LE PALANQUIN DES LARMES, par Chow Ching Lie
Toujours en quête de nouveaux horizons littéraires, je finis par dénicher, par une soirée d'été 2005, dans la bibliothèque familiale, une œuvre de Chow Ching Lie. Un titre mélodieux et plein de poésie accrocha en premier lieu mon regard, le Palanquin de Larmes, puis l'illustration et le résumé ont fini de me convaincre : le visage délicat d'une jeune chinoise, fraichement maquillée. Un faciès plongé dans une atmosphère de brume matinale, une pâleur qui semble bercer les maux de l'âme, sur fond de débat houleux construit autour des mariages forcés.
Mariée de force lors de l'avènement de la Chine nouvelle, la jeune écolière Chow Ching Lie, choisie pour sa beauté exceptionnelle par la plus riche famille de Shanghai, monte à treize ans sur le palanquin fleuri qui la conduira dans sa belle-famille: pour elle, ce sera le palanquin des larmes. Ecrasée sous la tutelle d'une belle-mère tyrannique, Chow Ching Lie arrivera quand même à devenir une pianiste internationale. En même temps que son drame personnel elle nous fait vivre à travers ses yeux d'enfant, ses larmes de jeune mariée et ses joies de mère, les bouleversements d'une Chine ancestrale face à la révolution de Mao Tsé Toung.
En ce qui concerne l'aspect formel du roman, on observe une particularité, une note originale dans la présentation des chapitres, à laquelle je n'adhère pas forcément. Chow Ching Lie introduit chacun d'eux en nous livrant une sorte résumé des différentes étapes qui le jalonne. Il n'y a aucun titre tendant à en relever l'idée centrale - je vous en donne ici un exemple : "Vie misérable de mon grand-père au temps de l'impératrice Tseu-hi/ Les tribulations d'une troupe d'Opéra/ Fiançailles de deux petits enfants…".
Le roman retrace le destin tragique d'une enfant, nous introduisant, spectateurs, au cœur de l'intimité d'une famille chinoise où se côtoie trois générations, séparées culturellement par des siècles d'évolutions socio-économiques. Un ancêtre misérable que l'avarice pousse au vice, un père marqué par son éducation à l'occidentale, ayant tutoyé les bancs de l'université américaine Hon Kiang ... Des mondes que tout éloigne. Ching Lie expose à travers son récit une triste réalité, l'infortune d'être née fille.

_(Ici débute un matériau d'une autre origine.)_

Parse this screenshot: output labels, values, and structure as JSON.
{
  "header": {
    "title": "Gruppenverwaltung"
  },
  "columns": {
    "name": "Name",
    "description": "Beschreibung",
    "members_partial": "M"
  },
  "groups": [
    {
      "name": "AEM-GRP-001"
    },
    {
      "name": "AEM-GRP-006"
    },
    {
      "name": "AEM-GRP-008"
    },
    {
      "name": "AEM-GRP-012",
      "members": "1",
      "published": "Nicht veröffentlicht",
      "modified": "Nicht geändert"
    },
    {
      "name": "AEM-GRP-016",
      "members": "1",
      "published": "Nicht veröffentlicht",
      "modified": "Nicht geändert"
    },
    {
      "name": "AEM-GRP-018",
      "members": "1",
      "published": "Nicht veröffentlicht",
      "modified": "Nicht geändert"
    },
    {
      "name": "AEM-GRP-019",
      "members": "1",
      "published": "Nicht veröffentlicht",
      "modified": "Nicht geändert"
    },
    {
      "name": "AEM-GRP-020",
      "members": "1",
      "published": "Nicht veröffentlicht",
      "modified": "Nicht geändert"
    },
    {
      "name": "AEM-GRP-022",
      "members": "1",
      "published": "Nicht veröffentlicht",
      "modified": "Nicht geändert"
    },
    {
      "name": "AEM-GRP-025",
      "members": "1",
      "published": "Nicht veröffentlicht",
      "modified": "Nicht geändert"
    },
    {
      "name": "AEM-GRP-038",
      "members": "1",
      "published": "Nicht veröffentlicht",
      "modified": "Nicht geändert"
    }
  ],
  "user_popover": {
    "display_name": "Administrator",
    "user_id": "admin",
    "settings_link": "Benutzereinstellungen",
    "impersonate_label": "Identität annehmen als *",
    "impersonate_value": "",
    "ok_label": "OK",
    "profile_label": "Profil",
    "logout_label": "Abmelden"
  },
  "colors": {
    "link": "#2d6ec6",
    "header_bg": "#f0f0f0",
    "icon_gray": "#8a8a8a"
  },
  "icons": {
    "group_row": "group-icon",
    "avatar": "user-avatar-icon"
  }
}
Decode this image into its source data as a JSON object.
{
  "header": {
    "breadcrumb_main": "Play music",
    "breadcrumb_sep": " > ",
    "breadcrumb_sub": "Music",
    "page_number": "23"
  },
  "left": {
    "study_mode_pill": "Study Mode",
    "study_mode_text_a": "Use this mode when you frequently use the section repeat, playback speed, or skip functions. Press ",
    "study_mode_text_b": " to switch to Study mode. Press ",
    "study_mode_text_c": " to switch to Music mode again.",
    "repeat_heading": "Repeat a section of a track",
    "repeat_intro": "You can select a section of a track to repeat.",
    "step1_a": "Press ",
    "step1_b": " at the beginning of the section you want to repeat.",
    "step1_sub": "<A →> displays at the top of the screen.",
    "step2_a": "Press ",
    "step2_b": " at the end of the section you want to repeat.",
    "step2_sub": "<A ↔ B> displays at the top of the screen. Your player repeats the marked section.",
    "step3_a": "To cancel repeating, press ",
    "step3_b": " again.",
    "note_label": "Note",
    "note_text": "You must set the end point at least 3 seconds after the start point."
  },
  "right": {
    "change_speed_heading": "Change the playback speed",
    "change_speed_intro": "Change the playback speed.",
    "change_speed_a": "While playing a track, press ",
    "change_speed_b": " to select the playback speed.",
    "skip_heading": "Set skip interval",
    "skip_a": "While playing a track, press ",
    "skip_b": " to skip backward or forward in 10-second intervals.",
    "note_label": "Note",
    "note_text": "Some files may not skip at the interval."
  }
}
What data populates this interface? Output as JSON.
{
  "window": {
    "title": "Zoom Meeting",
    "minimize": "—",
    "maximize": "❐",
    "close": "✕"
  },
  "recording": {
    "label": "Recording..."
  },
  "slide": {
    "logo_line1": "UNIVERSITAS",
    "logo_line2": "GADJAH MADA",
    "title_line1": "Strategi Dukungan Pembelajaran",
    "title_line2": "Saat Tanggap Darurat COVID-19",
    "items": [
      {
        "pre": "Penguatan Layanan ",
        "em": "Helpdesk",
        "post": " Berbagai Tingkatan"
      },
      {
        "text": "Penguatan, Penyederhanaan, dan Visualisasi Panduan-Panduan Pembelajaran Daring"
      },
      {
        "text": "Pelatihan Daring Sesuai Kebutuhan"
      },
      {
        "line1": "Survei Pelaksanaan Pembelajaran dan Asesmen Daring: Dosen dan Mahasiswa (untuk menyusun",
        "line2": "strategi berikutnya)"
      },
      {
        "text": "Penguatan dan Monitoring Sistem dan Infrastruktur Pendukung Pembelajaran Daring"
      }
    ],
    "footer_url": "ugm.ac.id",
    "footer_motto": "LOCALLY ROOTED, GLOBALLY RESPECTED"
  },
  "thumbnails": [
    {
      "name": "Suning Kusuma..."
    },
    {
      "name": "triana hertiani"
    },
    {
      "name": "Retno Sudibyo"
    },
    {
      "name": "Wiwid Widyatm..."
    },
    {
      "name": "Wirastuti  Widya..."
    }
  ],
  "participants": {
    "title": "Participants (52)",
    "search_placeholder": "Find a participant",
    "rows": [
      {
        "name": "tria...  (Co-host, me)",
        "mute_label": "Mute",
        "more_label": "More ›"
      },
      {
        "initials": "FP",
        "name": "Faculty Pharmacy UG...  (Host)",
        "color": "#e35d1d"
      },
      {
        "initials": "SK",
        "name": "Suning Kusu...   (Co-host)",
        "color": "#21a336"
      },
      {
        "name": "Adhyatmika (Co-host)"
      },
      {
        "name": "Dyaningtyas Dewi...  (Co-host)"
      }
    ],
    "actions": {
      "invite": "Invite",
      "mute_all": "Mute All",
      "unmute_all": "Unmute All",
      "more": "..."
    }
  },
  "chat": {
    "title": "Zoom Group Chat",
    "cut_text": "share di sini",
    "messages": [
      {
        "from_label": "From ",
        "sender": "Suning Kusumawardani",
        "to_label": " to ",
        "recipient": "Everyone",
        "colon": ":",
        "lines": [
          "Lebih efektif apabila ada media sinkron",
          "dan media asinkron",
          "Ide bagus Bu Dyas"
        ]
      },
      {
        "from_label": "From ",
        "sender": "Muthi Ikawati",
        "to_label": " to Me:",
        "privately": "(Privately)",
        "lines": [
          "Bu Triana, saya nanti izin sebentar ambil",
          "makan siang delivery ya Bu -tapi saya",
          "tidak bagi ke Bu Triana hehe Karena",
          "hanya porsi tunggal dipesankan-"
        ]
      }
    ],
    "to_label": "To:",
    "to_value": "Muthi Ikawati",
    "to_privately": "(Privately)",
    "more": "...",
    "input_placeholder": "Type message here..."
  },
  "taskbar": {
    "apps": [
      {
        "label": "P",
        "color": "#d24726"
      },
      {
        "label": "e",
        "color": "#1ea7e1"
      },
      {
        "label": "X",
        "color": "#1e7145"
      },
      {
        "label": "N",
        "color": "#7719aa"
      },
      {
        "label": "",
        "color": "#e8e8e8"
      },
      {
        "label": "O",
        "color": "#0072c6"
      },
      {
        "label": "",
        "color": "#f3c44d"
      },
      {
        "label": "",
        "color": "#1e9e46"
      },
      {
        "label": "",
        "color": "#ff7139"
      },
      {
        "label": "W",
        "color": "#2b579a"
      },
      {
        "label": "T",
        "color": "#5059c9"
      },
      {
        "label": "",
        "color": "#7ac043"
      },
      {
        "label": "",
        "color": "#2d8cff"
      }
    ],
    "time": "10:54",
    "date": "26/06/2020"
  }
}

Une sentence qui bien souvent s'illustre par l'emprunter de deux voies peu reluisantes : la mort ou la prostitution. Parallèlement, elle dresse un sombre portrait de sa ville natale, Shanghai, dite Cité du Banc de Vase, capitale de la corruption et du proxénétisme. Un véritable Chicago de l'Orient, une ville cosmopolite scindée en deux, où tentent de cohabiter étrangers et chinois traditionnalistes. Shanghai est ici synonyme de décadence, pilier central du trafic d'opium, détenteur absolu, une cité où le kidnapping même était une institution.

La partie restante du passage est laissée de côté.